I just watched that video it is insane multiple start left handed and right handed threads on one bolt what’s next


----------



## Alexander McGilton (Dec 19, 2020)

This Idea of having a diamond thread is nothing new. A left and right hand thread on top of each other. People have been make and experimenting with this idea prior to 1917. What is new or atleast not well documented, is having a compact multy start thread in both directions making the knural like pattern as in the video. Though no one has made much fuss as it has little practical use, small contact area limits the load capacity and large voids invites dirt in while letting oil out.







			US1263487A - Shaft-revolving device.        - Google Patents


----------



## f350ca (Dec 19, 2020)

Now thats pretty neat !!
But not totally a first. I have a cast iron faceplate for my Rockwell wood lathe that has left and right hand threads cut at 1 inch 8 tpi to go on the right hand inboard or left hand outboard spindles.

Greg


----------



## f350ca (Dec 19, 2020)

Forgot about that application Alexander, level wind bait casting reals use that thread.

Greg


----------



## Alexander McGilton (Dec 19, 2020)

Do you know of an older patent for a fishing real using such a thread? I'm just curious not confrontational.


----------



## f350ca (Dec 19, 2020)

No patent information, just mentioned it as an application.

Greg


----------



## silverhawk (Dec 19, 2020)

I was more impressed that he said "I want to try threading" right at the start, and he picked this setup for it.  The stresses on that tungsten cutter tip had to be high (no wonder he broke one of those cutters), even going as slow as he was.  It was a different way to do it, but it accomplished what he set out to do, and it was effective.


----------



## silence dogood (Dec 19, 2020)

My dad had a Yankee handyman #233H push screwdriver. It had a three position slide.  I think up position was clockwise, down was counter clockwise, middle was fixed like a regular screwdriver.  You could even change the bits.  I'd show you a picture but the one that I found was copywrited.


----------



## mmcmdl (Dec 19, 2020)

Right and Left hand duall thread
					

So I dont think this has ever been done before- a right and left hand thread over the top  of each other. Watch the video, its in russian but this guy does some pretty cool stuff.  Russians are crazy!
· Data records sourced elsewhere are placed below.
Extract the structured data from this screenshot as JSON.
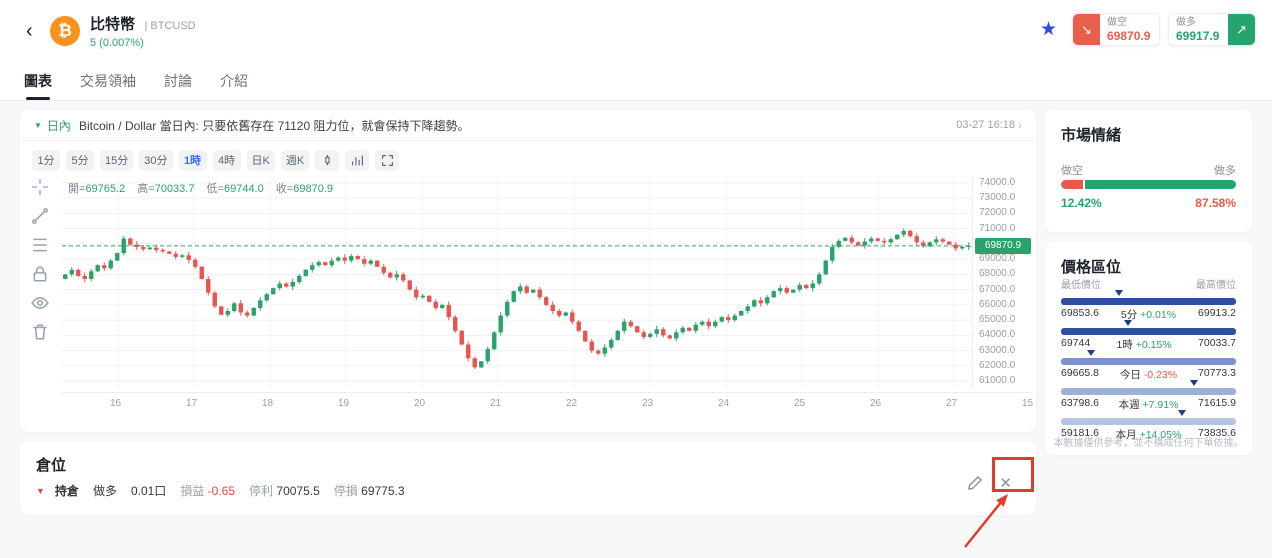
{
  "header": {
    "symbol_name": "比特幣",
    "divider": "|",
    "symbol_code": "BTCUSD",
    "change_text": "5 (0.007%)",
    "coin_glyph": "₿",
    "sell": {
      "label": "做空",
      "price": "69870.9"
    },
    "buy": {
      "label": "做多",
      "price": "69917.9"
    }
  },
  "icons": {
    "back": "‹",
    "star": "★",
    "sell_arrow": "↘",
    "buy_arrow": "↗",
    "signal_triangle": "▼",
    "position_triangle": "▼",
    "close": "✕",
    "time_chevron": "›"
  },
  "tabs": [
    {
      "label": "圖表",
      "active": true
    },
    {
      "label": "交易領袖",
      "active": false
    },
    {
      "label": "討論",
      "active": false
    },
    {
      "label": "介紹",
      "active": false
    }
  ],
  "signal": {
    "tag": "日內",
    "text": "Bitcoin / Dollar 當日內: 只要依舊存在 71120 阻力位，就會保持下降趨勢。",
    "time": "03-27 16:18"
  },
  "chart_toolbar": {
    "timeframes": [
      "1分",
      "5分",
      "15分",
      "30分",
      "1時",
      "4時",
      "日K",
      "週K"
    ],
    "active_index": 4
  },
  "legend": {
    "open_label": "開=",
    "open": "69765.2",
    "high_label": "高=",
    "high": "70033.7",
    "low_label": "低=",
    "low": "69744.0",
    "close_label": "收=",
    "close": "69870.9"
  },
  "chart_data": {
    "type": "candlestick",
    "title": "Bitcoin / Dollar 1時",
    "x_labels": [
      "16",
      "17",
      "18",
      "19",
      "20",
      "21",
      "22",
      "23",
      "24",
      "25",
      "26",
      "27",
      "15"
    ],
    "y_ticks": [
      74000,
      73000,
      72000,
      71000,
      70000,
      69000,
      68000,
      67000,
      66000,
      65000,
      64000,
      63000,
      62000,
      61000
    ],
    "y_axis_hidden_tick": 70000,
    "y_range": [
      60550,
      74450
    ],
    "current_price": 69870.9,
    "up_color": "#2aa36b",
    "down_color": "#e8544e",
    "closes": [
      68000,
      68300,
      67900,
      67700,
      68200,
      68600,
      68400,
      68900,
      69400,
      70350,
      69950,
      69800,
      69650,
      69750,
      69600,
      69500,
      69350,
      69150,
      69250,
      68950,
      68500,
      67700,
      66800,
      65900,
      65350,
      65600,
      66100,
      65500,
      65300,
      65800,
      66300,
      66700,
      67100,
      67400,
      67200,
      67500,
      67900,
      68300,
      68600,
      68800,
      68600,
      68900,
      69100,
      68900,
      69200,
      69000,
      68700,
      68900,
      68500,
      68100,
      67800,
      68000,
      67600,
      67000,
      66500,
      66600,
      66200,
      65800,
      66000,
      65200,
      64300,
      63400,
      62500,
      61900,
      62300,
      63100,
      64200,
      65300,
      66200,
      66900,
      67200,
      66800,
      67000,
      66500,
      66000,
      65600,
      65300,
      65500,
      64900,
      64300,
      63600,
      63000,
      62800,
      63200,
      63700,
      64300,
      64900,
      64600,
      64200,
      63900,
      64100,
      64400,
      64000,
      63800,
      64200,
      64500,
      64300,
      64700,
      64900,
      64600,
      64900,
      65200,
      65000,
      65300,
      65600,
      65900,
      66300,
      66100,
      66500,
      66900,
      67100,
      66800,
      67000,
      67300,
      67100,
      67400,
      68000,
      68900,
      69800,
      70200,
      70400,
      70100,
      69900,
      70150,
      70350,
      70200,
      70100,
      70300,
      70600,
      70850,
      70500,
      70100,
      69850,
      70100,
      70300,
      70150,
      69950,
      69700,
      69800,
      69870.9
    ]
  },
  "sentiment": {
    "title": "市場情緒",
    "left_label": "做空",
    "right_label": "做多",
    "left_pct": "12.42%",
    "right_pct": "87.58%",
    "left_value": 12.42,
    "right_value": 87.58,
    "short_color": "#e45b48",
    "long_color": "#25a56d"
  },
  "price_levels": {
    "title": "價格區位",
    "low_header": "最低價位",
    "high_header": "最高價位",
    "rows": [
      {
        "low": "69853.6",
        "period": "5分",
        "change": "+0.01%",
        "high": "69913.2",
        "marker_pct": 33,
        "bar_color": "#2d4f9f"
      },
      {
        "low": "69744",
        "period": "1時",
        "change": "+0.15%",
        "high": "70033.7",
        "marker_pct": 38,
        "bar_color": "#2d4f9f"
      },
      {
        "low": "69665.8",
        "period": "今日",
        "change": "-0.23%",
        "high": "70773.3",
        "marker_pct": 17,
        "bar_color": "#7d92c8"
      },
      {
        "low": "63798.6",
        "period": "本週",
        "change": "+7.91%",
        "high": "71615.9",
        "marker_pct": 76,
        "bar_color": "#9fb0d8"
      },
      {
        "low": "59181.6",
        "period": "本月",
        "change": "+14.05%",
        "high": "73835.6",
        "marker_pct": 69,
        "bar_color": "#b7c3e4"
      }
    ],
    "disclaimer": "本數據僅供參考，並不構成任何下單依據。"
  },
  "positions": {
    "title": "倉位",
    "row": {
      "type": "持倉",
      "direction": "做多",
      "volume": "0.01口",
      "pnl_label": "損益",
      "pnl": "-0.65",
      "tp_label": "停利",
      "tp": "70075.5",
      "sl_label": "停損",
      "sl": "69775.3"
    }
  }
}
					www.hobby-machinist.com
				




We use these on many of our machines in here at work . When I first started here I couldn't figure out just how they worked . Now that I have to fix them just about every night , they're pretty basic . There are cams that insert into the leadscrew that will reverse the direction . Our operators will put them in backwards at times and lock the machines up . That's when I get called . 

I posted the wrong thing . I'm talking about the self reversing leadscrew here .


----------